Es sei denn, unsere Zellgemeinschaft ist im Unfrieden, weshalb sich manche Zellen aus der Kooperation mit der Gemeinschaft zurückziehen. Krebszellen sind in gewissem Sinne heimatlose Zellen, die nicht in eine Funktion für die Zellge­meinschaft eingebunden sind und sich auf Kosten der anderen Zellen und zum Schaden der anderen Zellen entwickeln.

 

Wenn die Menschen den Lebensstil eines gedeihlichen Zellverbandes nachahmen wür­den, ginge es in unserer Gesellschaft und auf unserem Planteten friedlicher und lebendi­ger zu. Solch eine friedvolle Gemeinschaft entstehen zu lassen ist eine echte Herausfor­derung für die Menschheit, da jedes Individuum die Welt ein wenig anders sieht.

 

Es gibt also sechs Milliarden menschliche Versionen der Wirklichkeit auf diesem Planeten, die alle als Wahrheit angesehen werden. Je stärker die Bevölkerung wächst, desto öfter prallen diese Versionen der Wirklichkeit aufeinander.In einem früheren Stadium der Evolution erging es den Einzellern ganz ähnlich, wie be­reits im ersten Kapitel dargestellt, doch es lohnt sich, diesen Fakt noch einmal zu wie­derholen:

 

Nachdem sich die Erde gebildet hatte, entstanden die Einzeller. Innerhalb von dreieinhalb Milliarden Jahren entwickelten sich Tausende von Varianten einzelliger Bakterien, Algen, Pilze und Protozäen, die allesamt unterschiedliche Wahrnehmungs­ebenen hatten. Wahrscheinlich vermehrten sie sich, ähnlich wie wir, einfach immer stär­ker, bis sie einander ständig anrempelten und sich allmählich fragten: »Ist denn auch noch genug für mich da?« Vielleicht ängstigten sie sich auch.

 

Mit der erzwungenen Nähe und der damit einhergehenden Veränderung ihrer Umgebung suchten sie einen Weg, dem Druck auszuweichen.

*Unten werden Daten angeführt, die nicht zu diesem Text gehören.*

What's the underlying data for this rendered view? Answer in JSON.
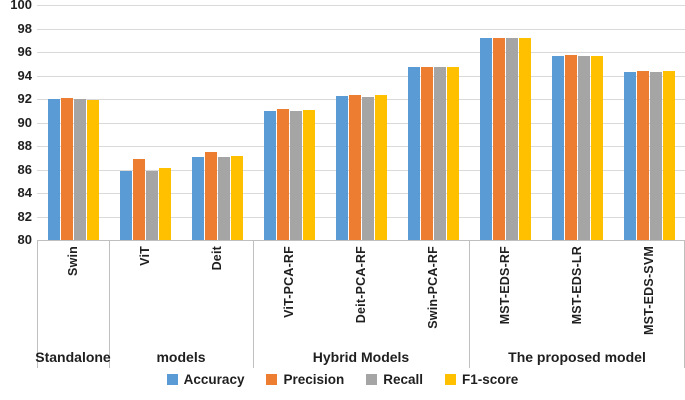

Das leitete eine neue, glorreiche Epoche der Evolution ein, in der sich einzelne Zellen selbstlos zu mehrzelligen Gemeinschaften zusammen­schlossen. Das Endergebnis dieser Entwicklung sind wir Menschen auf der höchsten Stufe der Evolution (oder zumindest in ihrer Nähe).

 

Ich glaube, daß der Druck der zunehmenden Bevölkerungsdichte uns auf ähnliche Wei­se dazu zwingen wird, uns auf eine höhere Sprosse der evolutionären Leiter zu begeben. Ich bin davon überzeugt, daß wir uns in Zukunft zu einer globalen Gemeinschaft zusam­menfinden.

 

Die Mitglieder dieser Gemeinschaft werden erkennen, daß wir das Abbild unserer Umwelt, d.h. göttlichen Ursprungs, sind und uns auf eine Weise verhalten müs­sen, die nicht nur die Stärksten überleben läßt, sondern alle und alles, was auf diesem Planeten lebt.